秋绪低笑一声,没表态,只是嗅着他身上让他安心的薄荷味,呢喃道:“哥哥,你身上有一股清香味。”
许砚冥:“是吗?那好闻吗?”
不知是不是他的肩膀宽一点还是有什么魔力,秋绪睡意来临,喃喃一声,眼皮一盖,没一会就睡着了。
许砚冥听到了那句“好闻。”就这么让他靠着,拿被子盖在他的腰腹下,拿出手机拍下他的睡颜。
可秋绪的发稍十分不老实,在他脖颈处到处乱动,时不时滑过他的耳垂,时不时摸着他的下颌,他只是不厌其烦的把发丝别到一边,但没一会,就又贴上来。

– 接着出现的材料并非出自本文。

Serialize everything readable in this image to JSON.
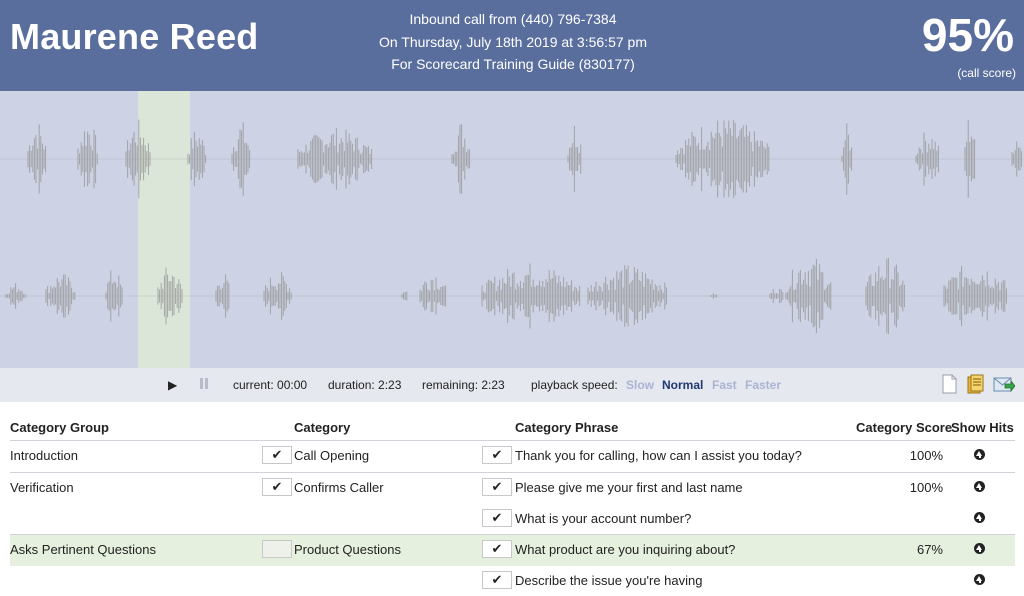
{
  "header": {
    "caller_name": "Maurene Reed",
    "call_line": "Inbound call from (440) 796-7384",
    "date_line": "On Thursday, July 18th 2019 at 3:56:57 pm",
    "scorecard_line": "For Scorecard Training Guide (830177)",
    "score": "95%",
    "score_caption": "(call score)"
  },
  "player": {
    "current_label": "current: 00:00",
    "duration_label": "duration: 2:23",
    "remaining_label": "remaining: 2:23",
    "speed_label": "playback speed:",
    "speeds": [
      {
        "label": "Slow",
        "active": false
      },
      {
        "label": "Normal",
        "active": true
      },
      {
        "label": "Fast",
        "active": false
      },
      {
        "label": "Faster",
        "active": false
      }
    ],
    "play_icon": "play-icon",
    "pause_icon": "pause-icon",
    "tools": [
      "document-icon",
      "notes-icon",
      "email-icon"
    ]
  },
  "colors": {
    "header_bg": "#5a6e9e",
    "waveform_bg": "#cdd3e5",
    "waveform_wave": "#9a9a9a",
    "playhead_region": "#dbe6d9",
    "row_highlight": "#e5f0de",
    "speed_active": "#1e3872",
    "speed_inactive": "#aab3d3"
  },
  "table": {
    "headers": {
      "group": "Category Group",
      "category": "Category",
      "phrase": "Category Phrase",
      "score": "Category Score",
      "hits": "Show Hits"
    },
    "rows": [
      {
        "group": "Introduction",
        "category": "Call Opening",
        "category_checked": true,
        "phrase": "Thank you for calling, how can I assist you today?",
        "phrase_checked": true,
        "score": "100%",
        "highlight": false
      },
      {
        "group": "Verification",
        "category": "Confirms Caller",
        "category_checked": true,
        "phrase": "Please give me your first and last name",
        "phrase_checked": true,
        "score": "100%",
        "highlight": false
      },
      {
        "group": "",
        "category": "",
        "category_checked": null,
        "phrase": "What is your account number?",
        "phrase_checked": true,
        "score": "",
        "highlight": false
      },
      {
        "group": "Asks Pertinent Questions",
        "category": "Product Questions",
        "category_checked": false,
        "phrase": "What product are you inquiring about?",
        "phrase_checked": true,
        "score": "67%",
        "highlight": true
      },
      {
        "group": "",
        "category": "",
        "category_checked": null,
        "phrase": "Describe the issue you're having",
        "phrase_checked": true,
        "score": "",
        "highlight": false
      }
    ]
  }
}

最终,他放下手机,屏幕上还是秋绪安逸的睡颜,他搂紧秋绪,垂着头假寐。
可没过一会,他竟然真的睡过去了。
学校里依旧是热闹非凡的项目,同学的欢呼声,从窗外随着阳光隐隐约约透进来一点,无论是外面的兴奋与失意,还是阳光与微风,都与他们无关,他们紧紧相贴,在这个无人的角落。
阳光刺到秋绪的眼睛,他有些不舒服的微微睁开眼,下意识往许砚冥怀里钻,许砚冥睁开眼,轻声问:“怎么了?”
“晒。”秋绪困惑的眼睛都有些睁不开,嗓音软绵绵的,眼看就要躺在大腿根,许砚冥慌乱的把他抱住,头按在胸膛,挡住了阳光的照射。
他喉结滚动,揉着他的头,安抚道:“睡吧。”
秋绪不老实的乱动,双手环住他,把头埋在他的脖颈处,温热的唇贴上去,许砚冥有些顶不住了,提醒道:“会有人进来的。”
“不管。”秋绪变得异常大胆。
许砚冥只能纵容他,抱住他躺在床上,用后背帮他挡住那道炙热的阳光。